Le salarié, à l'exclusion des apprentis, qui désire reprendre son emploi à l'expiration de son service national légal doit en avertir par écrit l'employeur qui l'occupait au moment de son départ, lorsqu'il connaît la date de sa libération et, au plus tard, dans le mois suivant celle-ci.

Si l'emploi qu'il occupait ou un emploi ressortissant à la même catégorie professionnelle que le sien est supprimé, le salarié bénéficie pendant un délai d'une année, à compter de l'expiration de la durée légale de son service national, d'un droit de priorité à l'embauchage dans l'établissement où il travaillait au moment de son départ et dans un emploi correspondant à ses aptitudes qui deviendrait vacant.

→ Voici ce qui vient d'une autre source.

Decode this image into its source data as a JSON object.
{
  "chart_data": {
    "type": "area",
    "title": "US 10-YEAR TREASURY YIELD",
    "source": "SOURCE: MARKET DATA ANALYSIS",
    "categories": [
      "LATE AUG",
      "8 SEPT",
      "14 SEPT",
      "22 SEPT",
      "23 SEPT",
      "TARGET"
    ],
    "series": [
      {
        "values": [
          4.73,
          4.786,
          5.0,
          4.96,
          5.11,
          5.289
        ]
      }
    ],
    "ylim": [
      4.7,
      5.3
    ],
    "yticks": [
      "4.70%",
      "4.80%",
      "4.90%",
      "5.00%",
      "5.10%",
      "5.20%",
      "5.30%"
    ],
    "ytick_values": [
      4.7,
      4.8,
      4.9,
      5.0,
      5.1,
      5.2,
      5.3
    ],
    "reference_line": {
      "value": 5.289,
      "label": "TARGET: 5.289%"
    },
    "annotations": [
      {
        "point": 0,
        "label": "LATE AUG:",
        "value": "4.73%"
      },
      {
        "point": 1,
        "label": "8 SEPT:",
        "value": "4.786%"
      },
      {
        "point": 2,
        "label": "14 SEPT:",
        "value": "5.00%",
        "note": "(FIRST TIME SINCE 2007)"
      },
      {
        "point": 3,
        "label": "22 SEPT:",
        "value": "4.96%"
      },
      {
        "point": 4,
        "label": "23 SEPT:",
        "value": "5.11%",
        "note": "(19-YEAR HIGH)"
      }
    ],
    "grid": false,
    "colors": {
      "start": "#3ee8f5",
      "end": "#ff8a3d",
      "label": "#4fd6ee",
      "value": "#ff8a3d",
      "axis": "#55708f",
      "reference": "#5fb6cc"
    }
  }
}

Dans le cas où la réintégration de l'intéressé ne serait pas possible, à condition qu'il ait au moins un an d'ancienneté dans l'établissement lors de son départ au service national, une indemnité lui est accordée dont le montant sera égal au préavis de la catégorie professionnelle dont il faisait partie.

Avec la réintégration ou le réembauchage dans l'entreprise, le salarié, de retour du service national, conserve les droits acquis antérieurement par lui et reconnus par la présente convention collective.

2. Si un salarié se trouve astreint aux obligations imposées par la préparation militaire ou se trouve rappelé sous les drapeaux d'une manière obligatoire, le contrat d'apprentissage ou de travail ne peut être rompu de ce fait.

3. (2) Le salarié ayant 6 mois d'ancienneté bénéficie d'un jour d'absence payé à l'occasion de son passage devant le conseil de révision ; de même il bénéficie d'une indemnité correspondant à une demi-journée de salaire par journée d'absence due à un examen psychotechnique prémilitaire.

En cas d'absences pour les épreuves de présélection militaire, le salarié ayant 3 mois d'ancienneté bénéficie d'une autorisation d'absence payée dans la limite de 3 jours.

Les absences de courte durée dues à la fréquentation des cours ou écoles de perfectionnement militaire ne devront pas, en tout cas, excéder 5 jours par an. Le nombre de jours au-delà de 5 sera considéré comme congé payé et imputé sur les droits de l'intéressé.

(1) Point étendu sous réserve de l'application des articles L. 122-18 et L. 122-21 du code du travail (arrêté du 3 mars 1998, art. 1er).

(2) Point étendu sous réserve de l'application de l'article L. 122-20-1 du code du travail (arrêté du 3 mars 1998, art. 1er).